• Eur J Pain · Nov 2008

    Quantitative somatic sensory testing and functional imaging of the response to painful stimuli before and after cingulotomy for obsessive-compulsive disorder (OCD).

    • Joel D Greenspan, Robert C Coghill, Ian Gilron, Eleni Sarlani, Dieuwke S Veldhuijzen, and Frederick A Lenz.
    • Department of Biomedical Sciences, School of Dentistry, and Program in Neuroscience, University of Maryland, Baltimore, MD, USA.
    • Eur J Pain. 2008 Nov 1; 12 (8): 990999990-9.

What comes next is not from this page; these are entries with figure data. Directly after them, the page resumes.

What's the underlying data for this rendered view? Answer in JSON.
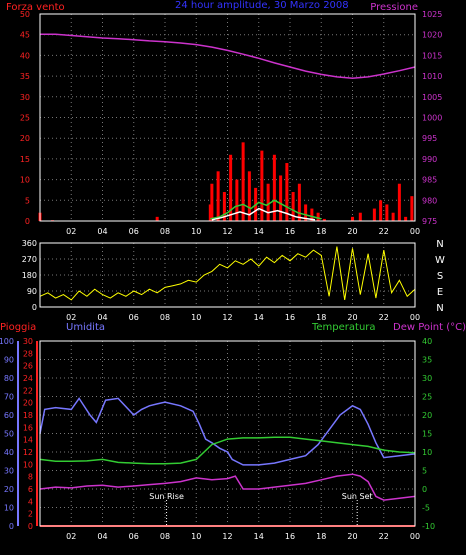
{
  "chart_data": [
    {
      "type": "line",
      "title": "24 hour amplitude, 30 Marzo 2008",
      "left_label": "Forza vento",
      "right_label": "Pressione",
      "x_ticks": [
        "02",
        "04",
        "06",
        "08",
        "10",
        "12",
        "14",
        "16",
        "18",
        "20",
        "22",
        "00"
      ],
      "left_axis": {
        "ylim": [
          0,
          50
        ],
        "ticks": [
          0,
          5,
          10,
          15,
          20,
          25,
          30,
          35,
          40,
          45,
          50
        ]
      },
      "right_axis": {
        "ylim": [
          975,
          1025
        ],
        "ticks": [
          975,
          980,
          985,
          990,
          995,
          1000,
          1005,
          1010,
          1015,
          1020,
          1025
        ]
      },
      "grid": true,
      "series": [
        {
          "axis": "right",
          "color": "#cc33cc",
          "points": [
            [
              0,
              1020.1
            ],
            [
              1,
              1020.1
            ],
            [
              2,
              1019.8
            ],
            [
              3,
              1019.5
            ],
            [
              4,
              1019.2
            ],
            [
              5,
              1019.0
            ],
            [
              6,
              1018.8
            ],
            [
              7,
              1018.5
            ],
            [
              8,
              1018.3
            ],
            [
              9,
              1018.0
            ],
            [
              10,
              1017.6
            ],
            [
              11,
              1017.0
            ],
            [
              12,
              1016.2
            ],
            [
              13,
              1015.3
            ],
            [
              14,
              1014.3
            ],
            [
              15,
              1013.2
            ],
            [
              16,
              1012.2
            ],
            [
              17,
              1011.2
            ],
            [
              18,
              1010.4
            ],
            [
              19,
              1009.8
            ],
            [
              20,
              1009.5
            ],
            [
              21,
              1009.8
            ],
            [
              22,
              1010.5
            ],
            [
              23,
              1011.3
            ],
            [
              24,
              1012.2
            ]
          ]
        },
        {
          "axis": "left",
          "color": "#ff0000",
          "style": "bars",
          "points": [
            [
              0,
              2
            ],
            [
              0.8,
              0.2
            ],
            [
              7.5,
              1
            ],
            [
              10.9,
              4
            ],
            [
              11,
              9
            ],
            [
              11.4,
              12
            ],
            [
              11.8,
              7
            ],
            [
              12.2,
              16
            ],
            [
              12.6,
              10
            ],
            [
              13.0,
              19
            ],
            [
              13.4,
              12
            ],
            [
              13.8,
              8
            ],
            [
              14.2,
              17
            ],
            [
              14.6,
              9
            ],
            [
              15.0,
              16
            ],
            [
              15.4,
              11
            ],
            [
              15.8,
              14
            ],
            [
              16.2,
              7
            ],
            [
              16.6,
              9
            ],
            [
              17.0,
              4
            ],
            [
              17.4,
              3
            ],
            [
              17.8,
              2
            ],
            [
              18.2,
              0.5
            ],
            [
              20.0,
              1
            ],
            [
              20.5,
              2
            ],
            [
              21.4,
              3
            ],
            [
              21.8,
              5
            ],
            [
              22.2,
              4
            ],
            [
              22.6,
              2
            ],
            [
              23.0,
              9
            ],
            [
              23.4,
              1
            ],
            [
              23.8,
              6
            ]
          ]
        },
        {
          "axis": "left",
          "color": "#33cc33",
          "points": [
            [
              10.9,
              0.5
            ],
            [
              11.5,
              1
            ],
            [
              12.0,
              2
            ],
            [
              12.5,
              3.5
            ],
            [
              13.0,
              4
            ],
            [
              13.5,
              3
            ],
            [
              14.0,
              4.5
            ],
            [
              14.5,
              3.8
            ],
            [
              15.0,
              5
            ],
            [
              15.5,
              4
            ],
            [
              16.0,
              3
            ],
            [
              16.5,
              2
            ],
            [
              17.0,
              1.5
            ],
            [
              17.5,
              1
            ],
            [
              18.0,
              0.5
            ]
          ]
        },
        {
          "axis": "left",
          "color": "#ffffff",
          "points": [
            [
              11.0,
              0.3
            ],
            [
              11.6,
              0.8
            ],
            [
              12.2,
              1.5
            ],
            [
              12.8,
              2.2
            ],
            [
              13.4,
              1.5
            ],
            [
              14.0,
              3
            ],
            [
              14.6,
              2
            ],
            [
              15.2,
              2.5
            ],
            [
              15.8,
              1.8
            ],
            [
              16.4,
              1
            ],
            [
              17.0,
              0.6
            ],
            [
              17.6,
              0.3
            ]
          ]
        }
      ]
    },
    {
      "type": "line",
      "xlabel": "",
      "ylim": [
        0,
        360
      ],
      "y_ticks": [
        0,
        90,
        180,
        270,
        360
      ],
      "right_ticks": [
        "N",
        "W",
        "S",
        "E",
        "N"
      ],
      "x_ticks": [
        "02",
        "04",
        "06",
        "08",
        "10",
        "12",
        "14",
        "16",
        "18",
        "20",
        "22",
        "00"
      ],
      "grid": true,
      "series": [
        {
          "color": "#ffff00",
          "points": [
            [
              0,
              60
            ],
            [
              0.5,
              80
            ],
            [
              1,
              50
            ],
            [
              1.5,
              70
            ],
            [
              2,
              40
            ],
            [
              2.5,
              90
            ],
            [
              3,
              60
            ],
            [
              3.5,
              100
            ],
            [
              4,
              70
            ],
            [
              4.5,
              50
            ],
            [
              5,
              80
            ],
            [
              5.5,
              60
            ],
            [
              6,
              90
            ],
            [
              6.5,
              70
            ],
            [
              7,
              100
            ],
            [
              7.5,
              80
            ],
            [
              8,
              110
            ],
            [
              8.5,
              120
            ],
            [
              9,
              130
            ],
            [
              9.5,
              150
            ],
            [
              10,
              140
            ],
            [
              10.5,
              180
            ],
            [
              11,
              200
            ],
            [
              11.5,
              240
            ],
            [
              12,
              220
            ],
            [
              12.5,
              260
            ],
            [
              13,
              240
            ],
            [
              13.5,
              270
            ],
            [
              14,
              230
            ],
            [
              14.5,
              280
            ],
            [
              15,
              250
            ],
            [
              15.5,
              290
            ],
            [
              16,
              260
            ],
            [
              16.5,
              300
            ],
            [
              17,
              280
            ],
            [
              17.5,
              320
            ],
            [
              18,
              290
            ],
            [
              18.5,
              60
            ],
            [
              19,
              340
            ],
            [
              19.5,
              40
            ],
            [
              20,
              330
            ],
            [
              20.5,
              70
            ],
            [
              21,
              300
            ],
            [
              21.5,
              50
            ],
            [
              22,
              320
            ],
            [
              22.5,
              80
            ],
            [
              23,
              150
            ],
            [
              23.5,
              60
            ],
            [
              24,
              100
            ]
          ]
        }
      ]
    },
    {
      "type": "line",
      "left_labels": [
        "Pioggia",
        "Umidita"
      ],
      "right_labels": [
        "Temperatura",
        "Dew Point (°C)"
      ],
      "humidity_axis": {
        "ylim": [
          0,
          100
        ],
        "ticks": [
          0,
          10,
          20,
          30,
          40,
          50,
          60,
          70,
          80,
          90,
          100
        ]
      },
      "rain_axis": {
        "ylim": [
          0,
          30
        ],
        "ticks": [
          0,
          2,
          4,
          6,
          8,
          10,
          12,
          14,
          16,
          18,
          20,
          22,
          24,
          26,
          28,
          30
        ]
      },
      "temperature_axis": {
        "ylim": [
          -10,
          40
        ],
        "ticks": [
          -10,
          -5,
          0,
          5,
          10,
          15,
          20,
          25,
          30,
          35,
          40
        ]
      },
      "x_ticks": [
        "02",
        "04",
        "06",
        "08",
        "10",
        "12",
        "14",
        "16",
        "18",
        "20",
        "22",
        "00"
      ],
      "annotations": [
        {
          "x": 8.1,
          "text": "Sun Rise"
        },
        {
          "x": 20.3,
          "text": "Sun Set"
        }
      ],
      "grid": true,
      "series": [
        {
          "axis": "humidity",
          "color": "#7777ff",
          "points": [
            [
              0,
              50
            ],
            [
              0.3,
              63
            ],
            [
              1,
              64
            ],
            [
              2,
              63
            ],
            [
              2.5,
              69
            ],
            [
              3.2,
              60
            ],
            [
              3.6,
              56
            ],
            [
              4.2,
              68
            ],
            [
              5,
              69
            ],
            [
              6,
              60
            ],
            [
              6.5,
              63
            ],
            [
              7,
              65
            ],
            [
              7.5,
              66
            ],
            [
              8,
              67
            ],
            [
              9,
              65
            ],
            [
              9.8,
              62
            ],
            [
              10.2,
              55
            ],
            [
              10.6,
              47
            ],
            [
              11,
              45
            ],
            [
              11.5,
              42
            ],
            [
              12,
              40
            ],
            [
              12.3,
              36
            ],
            [
              13,
              33
            ],
            [
              14,
              33
            ],
            [
              15,
              34
            ],
            [
              16,
              36
            ],
            [
              17,
              38
            ],
            [
              17.8,
              44
            ],
            [
              18.5,
              52
            ],
            [
              19.2,
              60
            ],
            [
              20,
              65
            ],
            [
              20.5,
              63
            ],
            [
              21.0,
              55
            ],
            [
              21.5,
              45
            ],
            [
              22,
              37
            ],
            [
              23,
              38
            ],
            [
              24,
              39
            ]
          ]
        },
        {
          "axis": "temperature",
          "color": "#33cc33",
          "points": [
            [
              0,
              8
            ],
            [
              1,
              7.5
            ],
            [
              2,
              7.5
            ],
            [
              3,
              7.6
            ],
            [
              4,
              8
            ],
            [
              5,
              7.2
            ],
            [
              6,
              7
            ],
            [
              7,
              6.8
            ],
            [
              8,
              6.8
            ],
            [
              9,
              7
            ],
            [
              10,
              8
            ],
            [
              10.5,
              10
            ],
            [
              11,
              12
            ],
            [
              12,
              13.5
            ],
            [
              13,
              13.8
            ],
            [
              14,
              13.8
            ],
            [
              15,
              14
            ],
            [
              16,
              14
            ],
            [
              17,
              13.5
            ],
            [
              18,
              13
            ],
            [
              19,
              12.5
            ],
            [
              20,
              12
            ],
            [
              21,
              11.5
            ],
            [
              22,
              10.5
            ],
            [
              23,
              10
            ],
            [
              24,
              9.8
            ]
          ]
        },
        {
          "axis": "temperature",
          "color": "#cc33cc",
          "points": [
            [
              0,
              0
            ],
            [
              1,
              0.5
            ],
            [
              2,
              0.3
            ],
            [
              3,
              0.8
            ],
            [
              4,
              1
            ],
            [
              5,
              0.5
            ],
            [
              6,
              0.8
            ],
            [
              7,
              1.2
            ],
            [
              8,
              1.5
            ],
            [
              9,
              2
            ],
            [
              10,
              3
            ],
            [
              11,
              2.5
            ],
            [
              12,
              2.8
            ],
            [
              12.5,
              3.5
            ],
            [
              13,
              0
            ],
            [
              14,
              0
            ],
            [
              15,
              0.5
            ],
            [
              16,
              1
            ],
            [
              17,
              1.5
            ],
            [
              18,
              2.5
            ],
            [
              19,
              3.5
            ],
            [
              20,
              4
            ],
            [
              20.5,
              3.5
            ],
            [
              21,
              2
            ],
            [
              21.5,
              -2
            ],
            [
              22,
              -3
            ],
            [
              23,
              -2.5
            ],
            [
              24,
              -2
            ]
          ]
        },
        {
          "axis": "rain",
          "color": "#ff0000",
          "points": [
            [
              0,
              0
            ],
            [
              24,
              0
            ]
          ]
        }
      ]
    }
  ]
}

    AbstractThe middle cingulate cortex (MCC) has been implicated in pain processing by studies of cingulotomy for chronic pain and imaging studies documenting increased MCC blood flow in response to acute pain. The only previous report of quantitative sensory testing following cingulotomy described increased intensity and unpleasantness ratings of painful hot and cold stimuli in a single patient with psychiatric disease. We now report a case in which perception of pain and temperature was assessed before and after cingulotomy for obsessive-compulsive disorder (OCD). Positron emission tomographic (PET) studies of the blood flow response to acute pain were carried out using a single subject design which allowed for statistical evaluation of postoperative blood flow changes in this case. Postoperatively, the patient demonstrated increased intensity and unpleasantness ratings of painful thermal waterbath stimuli. The PET studies demonstrated preoperative contact heat pain-evoked activation of the bilateral MCC/SMA (supplementary motor area) and the left (contralateral) fronto-parietal operculum. Postoperative pain-evoked activation was demonstrated in the right (ipsilateral) parasylvian cortex but not of the MCC/SMA. Prior studies of forebrain lesions, and of cortical synchrony during the application of painful stimuli suggest the presence of functional connectivity between components of the MCC/SMA and the fronto-parietal opercula. Therefore present results suggest that cingulate lesions disinhibit ipsilateral parasylvian cortex and so are independent evidence of functional connectivity between these cortical areas, the defining characteristic of modules in a pain network.